The race is a daunting challenge under any circumstances, requiring teams to sail up the west coast from Barmouth to harbours close to the three highest peaks in Wales, England and Scotland, then run to their summits and back. This normally requires a team of five, three crew and two mountain runners, who race non-stop, but Hare and Hill will try to complete all of the sailing and all three runs with just the two of them!
The sailing distance is around 389 miles and the hazards of the passage include sand bars, the passage of the rocky Menai Strait, numerous tidal gates, and shallow harbour entrances, and there is even a whirlpool to beware of! It is demanding coastal sailing and the weather could be anything from gales to calms, during which teams man the oars. It is often both during the same race!
For the runners the challenge is to run up and down Snowdon, Scafell Pike and Ben Nevis from the coast. They will be on the mountains in the dark some of the time and will cover 72 miles of running and 14,000 feet of climbing, plus 26 miles of cycling in the Lake District.
Hare, who has won line honours in the race twice said; “The idea of a double handed entry has been going round for a while and following our 2016 success I really started to think it could be possible. Immediately after the race I was sailing with Charles (who had been a runner on our 2013 entry) and mentioned the idea. He immediately volunteered as co-skipper so things became real.
The pair set about writing a proposal to the race Committee on how they would tackle the challenges of the course as a team of two, then devised a one year training plan, drawing from their own success’ in fell running (Hill) and Ocean racing (Hare).
“Preparation for an event like this is everything,” remarked Charles. “We are running each of the land routes in its entirety before the event as well as sailing across the Atlantic together. We will need to work closely together through the whole race and it has been a great opportunity to train each other in our different disciplines.”
“This is a world first and there is no question double handing this race will be the toughest thing I have ever done”, says Hare. “It’s going to absolutely push my boundaries of endurance and performance to the limits. I think the hardest moment will be getting through the Menai Straits. We will have sailed for 12 hours from the start, then run a 24 mile course up and down Snowdon – knowing we have to get back on the boat and start sailing again will be a huge mental hurdle.”
The duo will be racing on the J109 ‘Nunatak’ and supporting the ‘Fairlight School Big Playground Adventure’ during their race.
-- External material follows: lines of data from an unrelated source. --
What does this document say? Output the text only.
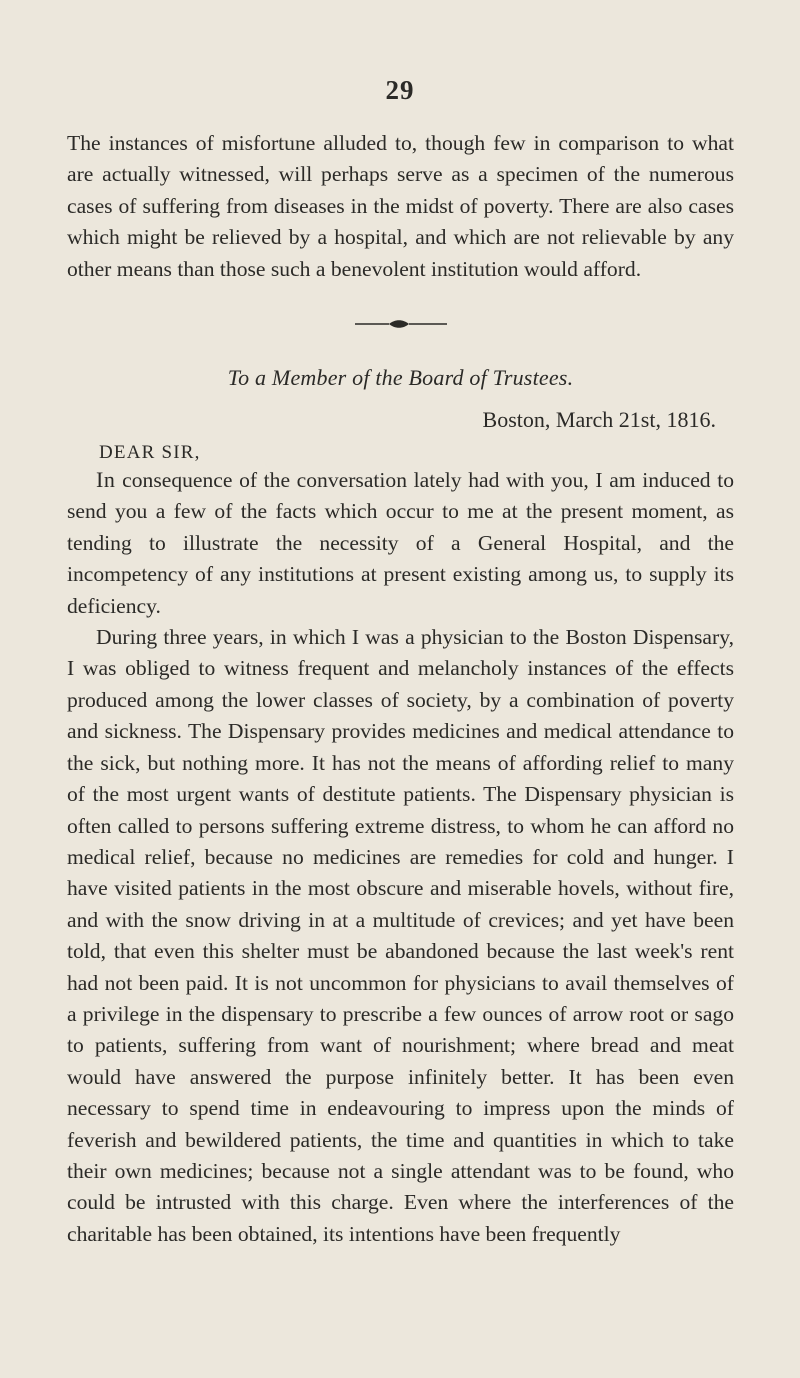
29

The instances of misfortune alluded to, though few in comparison to what are actually witnessed, will perhaps serve as a specimen of the numerous cases of suffering from diseases in the midst of poverty. There are also cases which might be relieved by a hospital, and which are not relievable by any other means than those such a benevolent institution would afford.

To a Member of the Board of Trustees.
Boston, March 21st, 1816.
DEAR SIR,

In consequence of the conversation lately had with you, I am induced to send you a few of the facts which occur to me at the present moment, as tending to illustrate the necessity of a General Hospital, and the incompetency of any institutions at present existing among us, to supply its deficiency.

During three years, in which I was a physician to the Boston Dispensary, I was obliged to witness frequent and melancholy instances of the effects produced among the lower classes of society, by a combination of poverty and sickness. The Dispensary provides medicines and medical attendance to the sick, but nothing more. It has not the means of affording relief to many of the most urgent wants of destitute patients. The Dispensary physician is often called to persons suffering extreme distress, to whom he can afford no medical relief, because no medicines are remedies for cold and hunger. I have visited patients in the most obscure and miserable hovels, without fire, and with the snow driving in at a multitude of crevices; and yet have been told, that even this shelter must be abandoned because the last week's rent had not been paid. It is not uncommon for physicians to avail themselves of a privilege in the dispensary to prescribe a few ounces of arrow root or sago to patients, suffering from want of nourishment; where bread and meat would have answered the purpose infinitely better. It has been even necessary to spend time in endeavouring to impress upon the minds of feverish and bewildered patients, the time and quantities in which to take their own medicines; because not a single attendant was to be found, who could be intrusted with this charge. Even where the interferences of the charitable has been obtained, its intentions have been frequently
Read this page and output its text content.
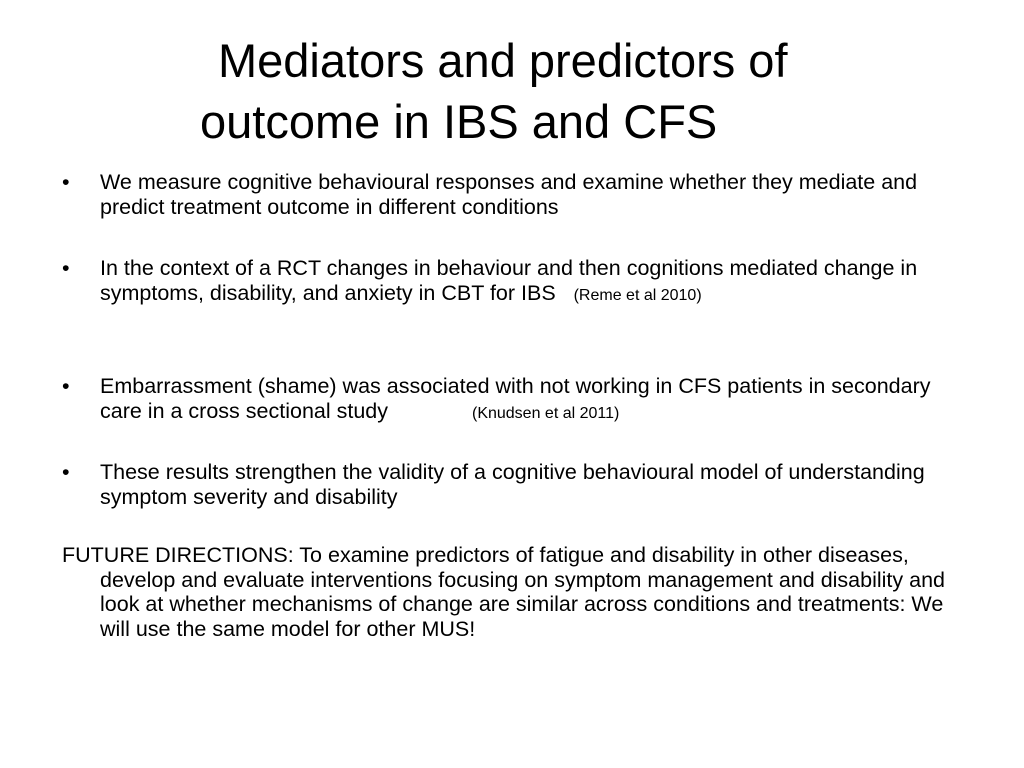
Mediators and predictors of
outcome in IBS and CFS
• We measure cognitive behavioural responses and examine whether they mediate and predict treatment outcome in different conditions
• In the context of a RCT changes in behaviour and then cognitions mediated change in symptoms, disability, and anxiety in CBT for IBS (Reme et al 2010)
• Embarrassment (shame) was associated with not working in CFS patients in secondary care in a cross sectional study	(Knudsen et al 2011)
• These results strengthen the validity of a cognitive behavioural model of understanding symptom severity and disability
FUTURE DIRECTIONS: To examine predictors of fatigue and disability in other diseases, develop and evaluate interventions focusing on symptom management and disability and look at whether mechanisms of change are similar across conditions and treatments: We will use the same model for other MUS!
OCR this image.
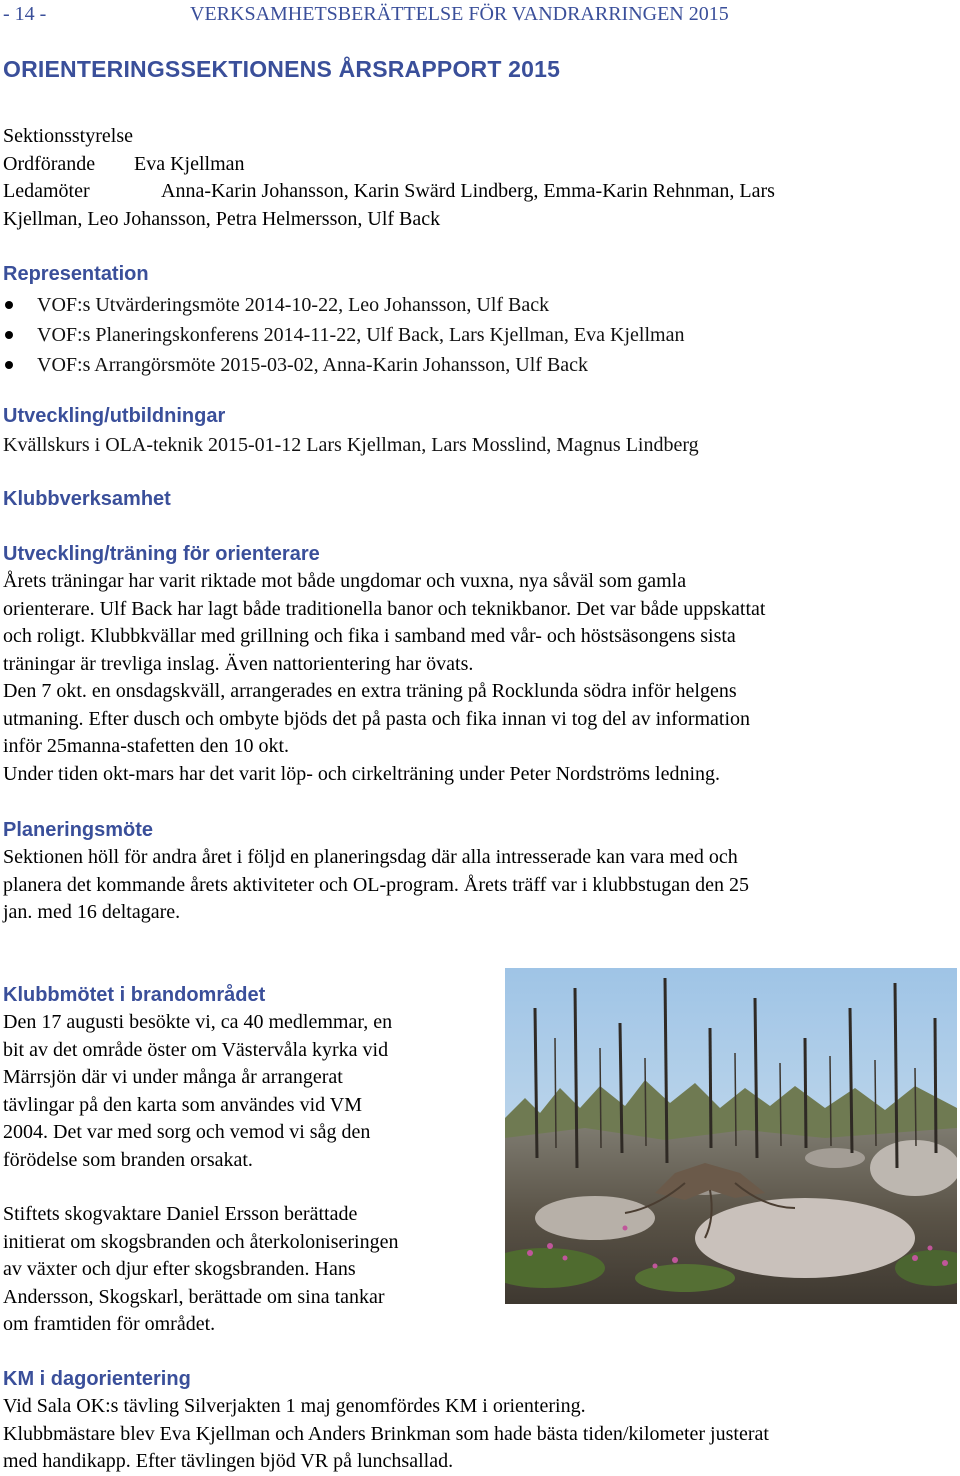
- 14 -	VERKSAMHETSBERÄTTELSE FÖR VANDRARRINGEN 2015
ORIENTERINGSSEKTIONENS ÅRSRAPPORT 2015
Sektionsstyrelse
Ordförande	Eva Kjellman
Ledamöter	Anna-Karin Johansson, Karin Swärd Lindberg, Emma-Karin Rehnman, Lars
Kjellman, Leo Johansson, Petra Helmersson, Ulf Back
Representation
VOF:s Utvärderingsmöte 2014-10-22, Leo Johansson, Ulf Back
VOF:s Planeringskonferens 2014-11-22, Ulf Back, Lars Kjellman, Eva Kjellman
VOF:s Arrangörsmöte 2015-03-02, Anna-Karin Johansson, Ulf Back
Utveckling/utbildningar
Kvällskurs i OLA-teknik 2015-01-12 Lars Kjellman, Lars Mosslind, Magnus Lindberg
Klubbverksamhet
Utveckling/träning för orienterare
Årets träningar har varit riktade mot både ungdomar och vuxna, nya såväl som gamla
orienterare. Ulf Back har lagt både traditionella banor och teknikbanor. Det var både uppskattat
och roligt. Klubbkvällar med grillning och fika i samband med vår- och höstsäsongens sista
träningar är trevliga inslag. Även nattorientering har övats.
Den 7 okt. en onsdagskväll, arrangerades en extra träning på Rocklunda södra inför helgens
utmaning. Efter dusch och ombyte bjöds det på pasta och fika innan vi tog del av information
inför 25manna-stafetten den 10 okt.
Under tiden okt-mars har det varit löp- och cirkelträning under Peter Nordströms ledning.
Planeringsmöte
Sektionen höll för andra året i följd en planeringsdag där alla intresserade kan vara med och
planera det kommande årets aktiviteter och OL-program. Årets träff var i klubbstugan den 25
jan. med 16 deltagare.
Klubbmötet i brandområdet
Den 17 augusti besökte vi, ca 40 medlemmar, en
bit av det område öster om Västervåla kyrka vid
Märrsjön där vi under många år arrangerat
tävlingar på den karta som användes vid VM
2004. Det var med sorg och vemod vi såg den
förödelse som branden orsakat.
Stiftets skogvaktare Daniel Ersson berättade
initierat om skogsbranden och återkoloniseringen
av växter och djur efter skogsbranden. Hans
Andersson, Skogskarl, berättade om sina tankar
om framtiden för området.
KM i dagorientering
Vid Sala OK:s tävling Silverjakten 1 maj genomfördes KM i orientering.
Klubbmästare blev Eva Kjellman och Anders Brinkman som hade bästa tiden/kilometer justerat
med handikapp. Efter tävlingen bjöd VR på lunchsallad.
This is a project raising funds to provide a much needed outdoor facility for children who may have little or no access to the outdoors in their home environments. Hare said, “Access to the outdoors has been an integral part of achieving my goals through life and given me some of the happiest moments. The Big Playground adventure will enable some children to play and learn safely outside for perhaps the first time in their lives and I cannot think of a more appropriate cause support.”
The pair will be on the start line alongside 13 other entries, including several past race winners and the defending ‘Kings of the Mountains’ (Alex Pilkington and Pavel Paloncy). Paloncy, from the Czech Republic, is one of several international entrants and the competitors range in age from 21 to 72 and will sail a variety of boats (with the overall winner declared under IRC handicap).